Allow us to introduce you to the latest inconsequential benefit of our megacorp dystopia. I have to admit it, as far as incredibly minor bright sides to the horrifying rise of media studio megamergers go, “At least CBS owns the Kelvin Timeline Star Trek movies” is not as immediately exciting as “At least the X-Men can appear in the MCU.”
After years of speculation and attempts, Deadline reports that U.S. based media organisations CBS and Viacom have officially confirmed that the companies will merge assets to form ViacomCBS. It means that CBS’s TV networks, local news stations, Showtime, and assets like publishing firm Simon & Schuster all now share a roof with MTV, Nickelodeon, and the Paramount Pictures movie studio.
It’s not actually the first time CBS and Viacom have been part of the same company — the two split in 2006 in an attempt to free Viacom from the at-the-time misfortunes of a flailing CBS, only for the network to become one of the dominant forces of the TV industry in the intervening years. Remerging the companies makes it not just more viable to shore up Viacom’s downturn, but makes the newly-recombined corporation potentially more attractive to add more into its fold, as owner Shari Redstone seeks to compete with even larger megacorps like Disney/Fox, AT&T/Time Warner, and tech giants like Apple and Amazon.

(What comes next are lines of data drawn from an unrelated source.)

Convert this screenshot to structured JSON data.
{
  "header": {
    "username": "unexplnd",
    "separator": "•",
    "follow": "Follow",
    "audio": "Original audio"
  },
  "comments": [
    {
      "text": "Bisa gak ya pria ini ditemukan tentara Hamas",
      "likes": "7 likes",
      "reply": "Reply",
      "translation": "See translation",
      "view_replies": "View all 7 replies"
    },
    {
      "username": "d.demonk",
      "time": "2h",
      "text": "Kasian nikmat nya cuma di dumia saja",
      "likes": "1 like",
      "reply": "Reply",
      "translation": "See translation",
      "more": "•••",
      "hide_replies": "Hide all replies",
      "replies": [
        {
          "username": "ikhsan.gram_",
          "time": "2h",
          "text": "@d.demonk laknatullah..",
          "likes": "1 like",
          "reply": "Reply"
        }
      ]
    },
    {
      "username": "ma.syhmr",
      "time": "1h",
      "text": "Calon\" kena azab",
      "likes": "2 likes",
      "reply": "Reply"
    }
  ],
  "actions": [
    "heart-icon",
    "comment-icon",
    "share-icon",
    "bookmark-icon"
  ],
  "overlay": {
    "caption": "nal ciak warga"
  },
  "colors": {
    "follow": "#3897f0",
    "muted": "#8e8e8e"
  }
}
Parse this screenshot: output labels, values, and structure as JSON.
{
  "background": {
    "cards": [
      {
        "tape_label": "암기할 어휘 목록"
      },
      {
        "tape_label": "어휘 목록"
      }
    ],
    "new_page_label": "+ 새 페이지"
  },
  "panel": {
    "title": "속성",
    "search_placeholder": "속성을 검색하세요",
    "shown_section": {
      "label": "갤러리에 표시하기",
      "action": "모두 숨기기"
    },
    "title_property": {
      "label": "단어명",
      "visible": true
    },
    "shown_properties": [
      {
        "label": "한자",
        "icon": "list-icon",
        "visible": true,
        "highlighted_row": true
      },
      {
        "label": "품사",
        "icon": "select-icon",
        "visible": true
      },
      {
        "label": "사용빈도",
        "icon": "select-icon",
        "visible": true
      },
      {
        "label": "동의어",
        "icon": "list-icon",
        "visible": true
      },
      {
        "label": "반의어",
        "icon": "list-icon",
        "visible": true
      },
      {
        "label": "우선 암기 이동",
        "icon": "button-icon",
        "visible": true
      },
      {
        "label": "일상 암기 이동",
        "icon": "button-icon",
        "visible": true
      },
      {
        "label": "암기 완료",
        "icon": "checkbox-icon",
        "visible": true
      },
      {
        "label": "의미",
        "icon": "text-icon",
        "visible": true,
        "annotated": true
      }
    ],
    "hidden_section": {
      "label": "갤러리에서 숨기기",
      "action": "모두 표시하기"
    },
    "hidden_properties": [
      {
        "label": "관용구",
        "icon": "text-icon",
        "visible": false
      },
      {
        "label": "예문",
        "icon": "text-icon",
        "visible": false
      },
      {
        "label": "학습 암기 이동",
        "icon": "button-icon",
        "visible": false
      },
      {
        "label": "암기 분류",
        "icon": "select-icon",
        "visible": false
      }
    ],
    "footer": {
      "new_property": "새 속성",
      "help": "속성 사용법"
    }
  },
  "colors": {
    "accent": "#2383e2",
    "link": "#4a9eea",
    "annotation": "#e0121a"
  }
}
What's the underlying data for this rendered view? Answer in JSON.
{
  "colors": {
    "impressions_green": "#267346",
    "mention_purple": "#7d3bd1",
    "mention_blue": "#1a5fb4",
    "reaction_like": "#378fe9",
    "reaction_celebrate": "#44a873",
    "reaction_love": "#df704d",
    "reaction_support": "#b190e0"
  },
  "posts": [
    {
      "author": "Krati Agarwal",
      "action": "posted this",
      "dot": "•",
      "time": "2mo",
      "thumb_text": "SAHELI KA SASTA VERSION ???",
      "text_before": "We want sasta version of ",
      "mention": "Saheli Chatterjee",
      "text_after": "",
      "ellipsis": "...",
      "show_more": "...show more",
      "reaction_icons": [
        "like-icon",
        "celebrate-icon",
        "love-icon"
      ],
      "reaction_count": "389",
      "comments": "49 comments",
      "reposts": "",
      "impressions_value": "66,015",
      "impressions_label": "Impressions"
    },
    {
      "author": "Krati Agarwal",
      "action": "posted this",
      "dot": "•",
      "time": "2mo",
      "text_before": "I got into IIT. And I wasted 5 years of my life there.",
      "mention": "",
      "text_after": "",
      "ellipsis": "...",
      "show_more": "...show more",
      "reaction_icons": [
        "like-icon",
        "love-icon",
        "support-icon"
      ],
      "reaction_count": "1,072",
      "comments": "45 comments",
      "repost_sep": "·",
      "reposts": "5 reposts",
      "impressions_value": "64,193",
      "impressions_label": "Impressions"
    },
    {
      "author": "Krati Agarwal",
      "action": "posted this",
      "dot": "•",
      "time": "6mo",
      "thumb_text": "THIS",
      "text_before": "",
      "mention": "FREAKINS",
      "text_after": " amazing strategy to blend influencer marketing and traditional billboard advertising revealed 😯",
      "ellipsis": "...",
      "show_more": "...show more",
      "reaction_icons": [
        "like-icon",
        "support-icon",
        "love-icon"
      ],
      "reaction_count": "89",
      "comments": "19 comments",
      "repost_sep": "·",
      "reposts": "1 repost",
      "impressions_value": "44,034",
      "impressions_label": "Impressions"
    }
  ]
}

In terms of particularly genre-centric news, the deal is not as immediately grabby as it was when Marvel Studios suddenly had access to the likes of the X-Men and Fantastic Four again after decades of their rights being at another studio. But it does mean that the Paramount-produced Star Trek films — including the original films and the the reboot trilogy of Star Trek 2009, Into Darkness, and Beyond — are now officially part of the same family as the CBS-owned Trek TV entries in the franchise. It means that for the first time since Star Trek: Enterprise ended, the rights to the entirety of Star Trek are all in the same place.
Given that plans for a fourth Star Trek film in that timeline are still in a nebulous, uncertain state, what that means going forward — beyond ease of distribution and an easier enmeshing of the reboot Trek with its predecessors in ancillary material — remains to be seen.
Although not on the same scale as Disney’s absorption of 21st Century Fox earlier this year — the ramifications of which are still being felt as Disney continues to cut a swath through both the Fox film schedule and jobs at its studios as it tries to ensure a new, Mickey-Mouse-approved future for the company and its production slate — this is but the latest shrinking of competition in the media landscape.
As companies amass capital to combine into ever-increasingly-unwieldy forms in an attempt to compete with the likes of Netflix, Apple and the House of Mouse as they all tighten their grips on the sort of films and TV shows being made, competing with each other and even themselves in increasingly ludicrous tête-à-têtes, antitrust issues only continue to grow.
And that’s before we even get into these selfsame media-Voltrons warring over the increasingly fragmented world of streaming, as gobs of cash are flung at every big-name creative under the sun to sign up exclusively with yet another subscription to vie for your wages every month. It’s all the fun of your favourite cyberpunk corporate futures, but with absolutely zero techno-drugs, cybernetic augments, or even cool jackets with light-up neon trims and what have you.
So not fun at all really.
We’ll bring you more on what the CBS-Viacom merger means for its myriad properties as and when we learn it.